Geçtiğimiz hafta bu köşede yazılmıştı. Her şeyden önce, bütçe dengesindeki göreli aşınmanın, ‘farkına varılması’ değil ‘öngörülmesi’ gerekiyordu. Geçtiğimiz yıl sağlanan arızi nakit girişinin bu yıl tekrarlanması beklenemezdi. Diğer bir gerçek şu ki; Bütçenin cari giderlerindeki artış, özellikle kamu personeli alımlarıyla pekiştirilmiş oldu. Bu türden, yani personel gideri gibi sürekli ödeme taahhüdü içeren kadro tahsislerinin bütçeye getirdiği ve getireceği yükler, sanırım öngörülenin üzerinde gerçekleşti. Özellikle öğretmen atamaları konusunda hem ihtiyaç hem de kamuoyu baskısının rolü olabilir. Planlanan alım sayısını bilemediğim için şu anda planın ötesine geçilip geçilmediği konusunda net bir fikrim yok.

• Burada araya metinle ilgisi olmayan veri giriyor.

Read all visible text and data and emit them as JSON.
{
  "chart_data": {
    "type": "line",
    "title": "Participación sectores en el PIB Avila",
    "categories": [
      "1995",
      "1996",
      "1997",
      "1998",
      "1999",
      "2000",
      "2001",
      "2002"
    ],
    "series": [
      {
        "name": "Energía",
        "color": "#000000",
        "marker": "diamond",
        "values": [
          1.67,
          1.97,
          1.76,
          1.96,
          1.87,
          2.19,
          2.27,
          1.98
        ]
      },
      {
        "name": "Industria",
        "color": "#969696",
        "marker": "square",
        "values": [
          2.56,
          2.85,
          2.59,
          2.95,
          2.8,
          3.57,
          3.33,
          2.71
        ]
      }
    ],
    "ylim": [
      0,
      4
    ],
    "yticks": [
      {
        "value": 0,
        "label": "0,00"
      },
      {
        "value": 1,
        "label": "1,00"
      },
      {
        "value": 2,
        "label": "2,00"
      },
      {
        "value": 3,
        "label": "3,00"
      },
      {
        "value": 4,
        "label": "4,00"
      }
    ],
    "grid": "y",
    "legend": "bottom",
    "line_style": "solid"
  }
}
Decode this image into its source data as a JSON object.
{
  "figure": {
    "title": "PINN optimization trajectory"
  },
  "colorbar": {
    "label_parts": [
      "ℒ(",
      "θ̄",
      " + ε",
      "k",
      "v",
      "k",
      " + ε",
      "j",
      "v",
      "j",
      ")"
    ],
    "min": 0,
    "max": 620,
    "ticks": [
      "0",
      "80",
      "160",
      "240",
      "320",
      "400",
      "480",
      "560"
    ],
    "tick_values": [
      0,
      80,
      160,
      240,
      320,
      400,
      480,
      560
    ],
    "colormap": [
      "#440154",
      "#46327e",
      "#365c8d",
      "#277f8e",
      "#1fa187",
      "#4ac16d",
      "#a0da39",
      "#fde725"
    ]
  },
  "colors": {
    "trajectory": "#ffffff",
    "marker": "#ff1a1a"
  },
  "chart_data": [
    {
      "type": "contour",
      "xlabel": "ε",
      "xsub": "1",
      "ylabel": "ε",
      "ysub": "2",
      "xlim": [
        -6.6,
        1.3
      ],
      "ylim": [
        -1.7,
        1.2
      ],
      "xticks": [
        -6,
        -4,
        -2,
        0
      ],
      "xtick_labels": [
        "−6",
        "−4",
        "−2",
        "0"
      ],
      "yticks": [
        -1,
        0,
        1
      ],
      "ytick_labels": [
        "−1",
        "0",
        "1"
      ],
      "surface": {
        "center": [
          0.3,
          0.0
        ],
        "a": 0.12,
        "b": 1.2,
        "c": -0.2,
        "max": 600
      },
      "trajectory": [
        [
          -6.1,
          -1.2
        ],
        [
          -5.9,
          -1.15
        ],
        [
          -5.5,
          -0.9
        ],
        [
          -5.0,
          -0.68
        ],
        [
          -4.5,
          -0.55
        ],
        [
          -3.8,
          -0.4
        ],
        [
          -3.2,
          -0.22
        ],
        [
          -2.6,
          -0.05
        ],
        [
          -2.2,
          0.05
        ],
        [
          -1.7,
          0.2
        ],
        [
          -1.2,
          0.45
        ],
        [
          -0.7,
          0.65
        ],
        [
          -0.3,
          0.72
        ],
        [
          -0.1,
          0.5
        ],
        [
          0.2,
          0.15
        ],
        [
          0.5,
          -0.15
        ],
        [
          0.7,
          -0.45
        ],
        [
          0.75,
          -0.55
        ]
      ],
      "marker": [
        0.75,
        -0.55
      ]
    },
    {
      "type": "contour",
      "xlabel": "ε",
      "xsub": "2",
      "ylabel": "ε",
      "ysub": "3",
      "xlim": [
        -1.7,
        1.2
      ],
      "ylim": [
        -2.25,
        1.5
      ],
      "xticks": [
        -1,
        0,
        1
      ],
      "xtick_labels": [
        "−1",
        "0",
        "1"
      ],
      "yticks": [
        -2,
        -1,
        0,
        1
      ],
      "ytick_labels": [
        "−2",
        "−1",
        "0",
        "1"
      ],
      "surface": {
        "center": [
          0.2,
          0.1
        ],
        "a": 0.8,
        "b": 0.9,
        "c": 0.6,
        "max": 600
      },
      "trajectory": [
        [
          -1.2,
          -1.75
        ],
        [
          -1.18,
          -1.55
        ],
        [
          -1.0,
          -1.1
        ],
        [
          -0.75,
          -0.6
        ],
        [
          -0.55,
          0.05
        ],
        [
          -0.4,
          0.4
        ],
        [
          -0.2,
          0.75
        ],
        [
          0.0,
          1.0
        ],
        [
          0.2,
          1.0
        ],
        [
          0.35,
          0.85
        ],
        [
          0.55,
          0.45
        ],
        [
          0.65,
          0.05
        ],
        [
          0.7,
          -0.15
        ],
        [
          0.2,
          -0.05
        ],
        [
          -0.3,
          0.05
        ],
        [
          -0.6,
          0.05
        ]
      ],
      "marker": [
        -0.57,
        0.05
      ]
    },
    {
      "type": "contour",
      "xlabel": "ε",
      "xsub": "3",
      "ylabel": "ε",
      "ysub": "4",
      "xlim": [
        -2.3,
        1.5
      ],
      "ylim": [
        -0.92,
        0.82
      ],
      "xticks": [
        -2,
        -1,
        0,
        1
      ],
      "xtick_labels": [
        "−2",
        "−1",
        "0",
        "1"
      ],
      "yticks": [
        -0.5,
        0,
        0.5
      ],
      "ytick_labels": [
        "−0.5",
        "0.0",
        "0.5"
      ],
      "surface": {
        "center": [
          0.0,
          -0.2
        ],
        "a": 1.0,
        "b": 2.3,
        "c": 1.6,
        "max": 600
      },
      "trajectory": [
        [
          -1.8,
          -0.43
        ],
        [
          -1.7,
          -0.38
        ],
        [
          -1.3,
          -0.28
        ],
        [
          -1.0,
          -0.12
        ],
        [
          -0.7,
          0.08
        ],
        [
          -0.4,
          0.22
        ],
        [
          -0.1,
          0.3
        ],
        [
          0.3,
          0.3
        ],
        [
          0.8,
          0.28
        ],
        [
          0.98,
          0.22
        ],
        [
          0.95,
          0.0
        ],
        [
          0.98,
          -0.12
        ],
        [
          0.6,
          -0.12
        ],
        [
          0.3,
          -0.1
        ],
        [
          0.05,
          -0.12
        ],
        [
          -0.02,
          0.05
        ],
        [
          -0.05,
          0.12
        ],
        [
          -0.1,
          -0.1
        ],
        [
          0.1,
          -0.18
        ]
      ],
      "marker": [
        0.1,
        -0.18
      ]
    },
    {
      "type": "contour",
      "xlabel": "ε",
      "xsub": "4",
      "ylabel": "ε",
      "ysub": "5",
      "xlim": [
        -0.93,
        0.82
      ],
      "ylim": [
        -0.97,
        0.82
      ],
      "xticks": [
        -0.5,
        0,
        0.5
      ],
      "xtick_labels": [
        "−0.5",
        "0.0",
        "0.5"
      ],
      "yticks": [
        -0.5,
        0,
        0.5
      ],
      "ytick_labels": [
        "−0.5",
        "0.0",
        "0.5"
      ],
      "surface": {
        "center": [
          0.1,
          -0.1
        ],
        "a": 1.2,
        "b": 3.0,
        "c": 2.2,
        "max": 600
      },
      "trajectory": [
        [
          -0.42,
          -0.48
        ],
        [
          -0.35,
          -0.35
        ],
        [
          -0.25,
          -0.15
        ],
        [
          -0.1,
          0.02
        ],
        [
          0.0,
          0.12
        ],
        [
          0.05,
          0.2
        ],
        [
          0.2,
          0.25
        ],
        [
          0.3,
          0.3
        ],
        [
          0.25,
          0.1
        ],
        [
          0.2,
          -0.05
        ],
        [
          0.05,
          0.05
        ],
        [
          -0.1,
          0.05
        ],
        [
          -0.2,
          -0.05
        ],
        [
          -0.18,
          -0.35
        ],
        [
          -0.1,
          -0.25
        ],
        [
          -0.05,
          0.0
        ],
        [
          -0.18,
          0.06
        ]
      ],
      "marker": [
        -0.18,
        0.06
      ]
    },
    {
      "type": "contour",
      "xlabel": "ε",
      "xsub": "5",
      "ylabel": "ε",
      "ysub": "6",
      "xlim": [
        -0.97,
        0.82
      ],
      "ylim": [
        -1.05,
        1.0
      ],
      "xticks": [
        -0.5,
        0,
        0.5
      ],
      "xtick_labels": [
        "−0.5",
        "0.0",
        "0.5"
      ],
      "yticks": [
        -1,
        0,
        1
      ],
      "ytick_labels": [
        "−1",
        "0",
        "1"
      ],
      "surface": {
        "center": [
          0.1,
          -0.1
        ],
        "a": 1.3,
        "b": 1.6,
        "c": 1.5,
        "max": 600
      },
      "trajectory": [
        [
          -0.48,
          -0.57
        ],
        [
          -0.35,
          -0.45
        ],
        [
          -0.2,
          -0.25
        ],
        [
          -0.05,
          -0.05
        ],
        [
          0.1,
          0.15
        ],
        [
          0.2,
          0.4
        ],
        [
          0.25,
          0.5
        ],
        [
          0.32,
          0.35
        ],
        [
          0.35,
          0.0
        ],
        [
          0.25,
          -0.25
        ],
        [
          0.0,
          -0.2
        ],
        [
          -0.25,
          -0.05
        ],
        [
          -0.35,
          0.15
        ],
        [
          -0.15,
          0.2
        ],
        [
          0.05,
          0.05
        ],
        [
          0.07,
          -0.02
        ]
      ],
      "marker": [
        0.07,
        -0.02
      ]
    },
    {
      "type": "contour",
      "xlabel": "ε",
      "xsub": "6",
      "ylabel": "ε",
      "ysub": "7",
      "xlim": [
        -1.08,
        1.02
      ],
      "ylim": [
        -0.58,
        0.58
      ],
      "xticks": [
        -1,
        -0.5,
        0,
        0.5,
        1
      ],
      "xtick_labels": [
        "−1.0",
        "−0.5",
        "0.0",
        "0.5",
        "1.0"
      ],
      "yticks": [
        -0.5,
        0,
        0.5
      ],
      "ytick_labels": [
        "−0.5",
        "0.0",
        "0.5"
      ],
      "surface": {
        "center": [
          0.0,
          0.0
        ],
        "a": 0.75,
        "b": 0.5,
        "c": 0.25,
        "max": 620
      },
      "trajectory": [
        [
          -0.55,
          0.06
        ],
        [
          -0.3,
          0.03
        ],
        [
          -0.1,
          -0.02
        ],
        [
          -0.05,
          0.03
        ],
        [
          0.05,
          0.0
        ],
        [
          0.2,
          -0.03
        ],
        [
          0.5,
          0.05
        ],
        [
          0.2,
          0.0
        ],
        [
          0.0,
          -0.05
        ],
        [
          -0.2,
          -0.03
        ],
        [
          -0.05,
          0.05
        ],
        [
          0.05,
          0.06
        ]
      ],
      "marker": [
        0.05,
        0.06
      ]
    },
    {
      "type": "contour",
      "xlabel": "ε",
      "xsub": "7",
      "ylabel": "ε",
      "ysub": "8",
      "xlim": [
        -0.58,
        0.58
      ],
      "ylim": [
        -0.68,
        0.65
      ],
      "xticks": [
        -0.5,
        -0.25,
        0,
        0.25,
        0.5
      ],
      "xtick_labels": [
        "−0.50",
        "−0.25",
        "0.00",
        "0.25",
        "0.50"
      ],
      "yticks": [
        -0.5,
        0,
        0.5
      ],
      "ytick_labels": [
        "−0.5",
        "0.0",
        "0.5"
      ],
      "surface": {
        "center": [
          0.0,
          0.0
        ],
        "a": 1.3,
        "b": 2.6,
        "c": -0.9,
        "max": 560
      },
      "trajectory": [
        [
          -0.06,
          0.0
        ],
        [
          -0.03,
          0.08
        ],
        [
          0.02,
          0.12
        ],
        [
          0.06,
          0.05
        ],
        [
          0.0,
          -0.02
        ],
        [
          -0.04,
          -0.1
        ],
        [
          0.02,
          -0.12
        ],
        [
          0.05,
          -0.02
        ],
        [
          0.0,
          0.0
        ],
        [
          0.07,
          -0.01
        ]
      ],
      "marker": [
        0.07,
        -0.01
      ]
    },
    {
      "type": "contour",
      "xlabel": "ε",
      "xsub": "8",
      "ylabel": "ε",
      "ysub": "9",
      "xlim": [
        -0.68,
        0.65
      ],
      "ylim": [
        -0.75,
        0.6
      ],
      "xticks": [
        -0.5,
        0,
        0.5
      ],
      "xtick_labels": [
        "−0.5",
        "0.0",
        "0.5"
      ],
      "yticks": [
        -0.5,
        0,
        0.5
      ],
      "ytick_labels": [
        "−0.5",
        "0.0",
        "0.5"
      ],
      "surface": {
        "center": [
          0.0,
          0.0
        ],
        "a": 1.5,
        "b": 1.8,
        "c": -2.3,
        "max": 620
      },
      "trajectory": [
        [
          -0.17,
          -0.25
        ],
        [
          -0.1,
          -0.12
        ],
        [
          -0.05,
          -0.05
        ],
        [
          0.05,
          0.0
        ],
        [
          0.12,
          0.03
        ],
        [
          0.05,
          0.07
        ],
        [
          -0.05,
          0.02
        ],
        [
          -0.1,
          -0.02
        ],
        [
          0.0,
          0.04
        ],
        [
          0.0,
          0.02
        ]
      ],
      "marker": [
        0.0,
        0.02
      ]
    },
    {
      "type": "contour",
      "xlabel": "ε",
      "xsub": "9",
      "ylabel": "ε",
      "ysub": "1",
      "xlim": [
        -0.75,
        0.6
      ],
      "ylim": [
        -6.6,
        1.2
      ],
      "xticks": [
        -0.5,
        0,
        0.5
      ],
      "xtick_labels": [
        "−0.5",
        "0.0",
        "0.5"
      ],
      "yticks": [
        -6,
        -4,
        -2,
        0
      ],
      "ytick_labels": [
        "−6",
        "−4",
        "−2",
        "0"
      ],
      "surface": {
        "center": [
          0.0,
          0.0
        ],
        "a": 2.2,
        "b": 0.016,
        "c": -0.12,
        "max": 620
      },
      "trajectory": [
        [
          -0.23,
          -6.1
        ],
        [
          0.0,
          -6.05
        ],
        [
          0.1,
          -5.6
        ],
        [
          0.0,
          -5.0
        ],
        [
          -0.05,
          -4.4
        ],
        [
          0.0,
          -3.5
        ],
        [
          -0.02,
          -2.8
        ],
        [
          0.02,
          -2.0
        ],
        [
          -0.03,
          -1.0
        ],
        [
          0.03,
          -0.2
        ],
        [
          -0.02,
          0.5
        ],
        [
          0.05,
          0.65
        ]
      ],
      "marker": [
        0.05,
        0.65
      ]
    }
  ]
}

Personel harcamalarındaki artışa dikkat çekmemizin nedeni, sürekli harcama kalemlerinin bütçe içerisindeki ağırlığının artması meselesi… Maaş ve ücretler, uzun vadede maliye politikasının hareket alanını kısıtlayabilir. Yani, bütçede bir düzeltme talebi oluştuğunda, harcamaları kısmak ya da gelirleri artırma seçenekleri mevcut iken, giderleri azaltma olanağınız sınırlı olacaktır. Zira, her ay ödenmesi zorunlu giderlerin toplam kamu harcamaları içerisindeki oranı artmıştır. Aynen işletmelerde olduğu gibi, devlet bütçesinin de belirli bir optimizasyon alanı, bir hareket serbestisi var ise, bu alan daralıyor demektir.

Vergileme sınırı aşıldığında, hasılat beklendiği kadar artmayabilir…

Zamlara geri döndüğümüzde, bu defa yapılan ÖTV artışlarının başka bir boyutu daha var. Vergicilik tekniği açısından, ürünler üzerindeki vergi haddinin tespitinde,  psikolojik ve ekonomik sınıra gelindiği söylenebilir. Hepimizin şikayet ettiği, merdivenaltı üretim, kayıtdışı ekonomi gibi sorunların beslendiği motiflerden biri de vergi oranlarındaki zorlama olabilir. ÖTV oranlarında veya maktu olarak ürünün içerisindeki tutarla hedeflenen gelir artışı talebi, bu defa giderek azalan bir marjinal getiri ile karşılanabilir. Tepkilere bakılırsa, mali açıdan, yukarıda bahsedilen sakıncaların yaşanacağı günlerin arifesindeyiz. Bütçe kalemlerinin yıllar itibariyle gelişimine göz atıldığında, biriken yapısal sorunların bir vergi reformunun şartlarını çoktan oluşturduğu görülebiliyorlar.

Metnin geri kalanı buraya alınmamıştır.